Constructing highly regular expanders from hyperbolic Coxeter groups

Abstract:

A graph $X$ is defined inductively to be $(a_0,\dots ,a_{n-1})$-regular if $X$ is $a_0$-regular and for every vertex $v$ of $X$, the sphere of radius $1$ around $v$ is an $(a_1,\dots ,a_{n-1})$-regular graph. Such a graph $X$ is said to be highly regular (HR) of level $n$ if $a_{n-1}\neq 0$. Chapman, Linial and Peled [Combinatorica 40 (2020), pp. 473–509] studied HR-graphs of level $2$ and provided several methods to construct families of graphs which are expanders “globally and locally”, and asked about the existence of HR-graphs of level $3$.
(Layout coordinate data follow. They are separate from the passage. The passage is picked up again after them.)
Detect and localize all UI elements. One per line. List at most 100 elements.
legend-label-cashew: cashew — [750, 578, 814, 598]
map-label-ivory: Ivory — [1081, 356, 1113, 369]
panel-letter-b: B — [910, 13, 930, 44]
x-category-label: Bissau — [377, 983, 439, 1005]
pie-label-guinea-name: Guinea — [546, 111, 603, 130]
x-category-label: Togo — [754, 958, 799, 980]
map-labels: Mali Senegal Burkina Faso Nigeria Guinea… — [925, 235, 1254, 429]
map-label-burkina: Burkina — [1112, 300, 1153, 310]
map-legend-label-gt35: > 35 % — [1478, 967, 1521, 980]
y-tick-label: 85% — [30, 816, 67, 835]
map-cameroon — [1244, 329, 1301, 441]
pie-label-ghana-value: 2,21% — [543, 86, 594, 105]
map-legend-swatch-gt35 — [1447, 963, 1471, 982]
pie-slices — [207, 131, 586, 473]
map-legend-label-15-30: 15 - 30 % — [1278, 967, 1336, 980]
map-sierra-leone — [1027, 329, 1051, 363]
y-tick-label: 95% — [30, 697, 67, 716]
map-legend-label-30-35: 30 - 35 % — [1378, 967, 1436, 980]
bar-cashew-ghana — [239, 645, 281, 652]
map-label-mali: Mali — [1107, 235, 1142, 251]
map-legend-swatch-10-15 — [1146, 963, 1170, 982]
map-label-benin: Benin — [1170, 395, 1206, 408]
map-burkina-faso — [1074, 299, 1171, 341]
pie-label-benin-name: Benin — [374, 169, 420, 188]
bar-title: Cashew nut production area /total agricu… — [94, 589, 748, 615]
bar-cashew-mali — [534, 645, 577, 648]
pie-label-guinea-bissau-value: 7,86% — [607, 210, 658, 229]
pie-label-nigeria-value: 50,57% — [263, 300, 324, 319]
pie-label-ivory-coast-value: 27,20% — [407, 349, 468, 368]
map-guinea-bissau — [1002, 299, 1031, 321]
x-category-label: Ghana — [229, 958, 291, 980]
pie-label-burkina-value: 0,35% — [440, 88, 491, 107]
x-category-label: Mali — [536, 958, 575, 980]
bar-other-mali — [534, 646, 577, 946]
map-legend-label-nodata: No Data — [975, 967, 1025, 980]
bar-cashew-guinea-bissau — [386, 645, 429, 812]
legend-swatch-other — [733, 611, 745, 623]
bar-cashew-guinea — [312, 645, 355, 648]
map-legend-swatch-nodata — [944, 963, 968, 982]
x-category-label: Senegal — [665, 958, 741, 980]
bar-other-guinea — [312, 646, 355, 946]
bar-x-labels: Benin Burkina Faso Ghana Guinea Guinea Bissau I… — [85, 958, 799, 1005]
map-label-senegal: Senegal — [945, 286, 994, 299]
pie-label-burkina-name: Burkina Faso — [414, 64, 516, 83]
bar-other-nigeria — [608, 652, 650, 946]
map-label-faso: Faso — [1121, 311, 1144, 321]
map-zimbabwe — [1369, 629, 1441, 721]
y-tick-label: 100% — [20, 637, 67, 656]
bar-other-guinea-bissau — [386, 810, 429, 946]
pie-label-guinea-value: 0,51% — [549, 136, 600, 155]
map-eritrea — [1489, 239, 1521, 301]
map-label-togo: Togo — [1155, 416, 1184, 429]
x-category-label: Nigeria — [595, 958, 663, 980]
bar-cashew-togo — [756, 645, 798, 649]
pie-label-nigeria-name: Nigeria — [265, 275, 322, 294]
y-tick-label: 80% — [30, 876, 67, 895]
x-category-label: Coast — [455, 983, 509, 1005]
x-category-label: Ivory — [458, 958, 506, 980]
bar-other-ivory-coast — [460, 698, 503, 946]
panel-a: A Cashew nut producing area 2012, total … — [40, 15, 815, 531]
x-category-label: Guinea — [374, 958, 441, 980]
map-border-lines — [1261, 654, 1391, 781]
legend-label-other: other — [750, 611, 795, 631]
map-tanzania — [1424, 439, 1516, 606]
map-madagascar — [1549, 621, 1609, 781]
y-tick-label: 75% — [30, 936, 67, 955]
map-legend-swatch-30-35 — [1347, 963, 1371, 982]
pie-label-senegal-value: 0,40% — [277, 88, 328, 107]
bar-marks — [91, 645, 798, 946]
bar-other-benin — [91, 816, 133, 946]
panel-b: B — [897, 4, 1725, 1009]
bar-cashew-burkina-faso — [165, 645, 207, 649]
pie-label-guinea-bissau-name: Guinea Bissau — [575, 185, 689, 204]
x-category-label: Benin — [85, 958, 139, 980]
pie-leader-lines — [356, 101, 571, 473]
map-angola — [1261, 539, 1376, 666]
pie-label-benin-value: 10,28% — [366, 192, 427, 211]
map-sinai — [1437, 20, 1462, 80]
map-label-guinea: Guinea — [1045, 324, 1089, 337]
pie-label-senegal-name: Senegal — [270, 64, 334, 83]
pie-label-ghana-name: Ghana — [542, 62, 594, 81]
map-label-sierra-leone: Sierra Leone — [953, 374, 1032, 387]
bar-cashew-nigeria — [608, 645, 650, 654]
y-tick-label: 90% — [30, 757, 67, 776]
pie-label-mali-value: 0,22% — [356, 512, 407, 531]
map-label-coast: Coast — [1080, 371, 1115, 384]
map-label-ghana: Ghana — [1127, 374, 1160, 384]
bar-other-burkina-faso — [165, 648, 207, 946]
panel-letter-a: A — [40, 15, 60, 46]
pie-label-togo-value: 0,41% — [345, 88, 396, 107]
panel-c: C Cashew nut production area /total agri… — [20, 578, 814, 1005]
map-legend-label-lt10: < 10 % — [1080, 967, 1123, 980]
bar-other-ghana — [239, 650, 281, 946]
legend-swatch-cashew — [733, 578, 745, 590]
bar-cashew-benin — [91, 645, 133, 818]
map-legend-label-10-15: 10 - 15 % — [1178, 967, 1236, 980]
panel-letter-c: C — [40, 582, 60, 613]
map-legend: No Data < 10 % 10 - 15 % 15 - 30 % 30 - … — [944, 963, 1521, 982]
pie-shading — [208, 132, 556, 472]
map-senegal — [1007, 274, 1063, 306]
In this paper we show how the theory of Coxeter groups, and abstract regular polytopes and their generalisations, can be used to construct such graphs. Given a Coxeter system $(W,S)$ and a subset $M$ of $S$, we construct highly regular quotients of the 1-skeleton of the associated Wythoffian polytope $\mathcal {P}_{W,M}$, which form an infinite family of expander graphs when $(W,S)$ is indefinite and $\mathcal {P}_{W,M}$ has finite vertex links. The regularity of the graphs in this family can be deduced from the Coxeter diagram of $(W,S)$. The expansion stems from applying superapproximation to the congruence subgroups of the linear group $W$.

This machinery gives a rich collection of families of HR-graphs, with various interesting properties, and in particular answers affirmatively the question asked by Chapman, Linial and Peled.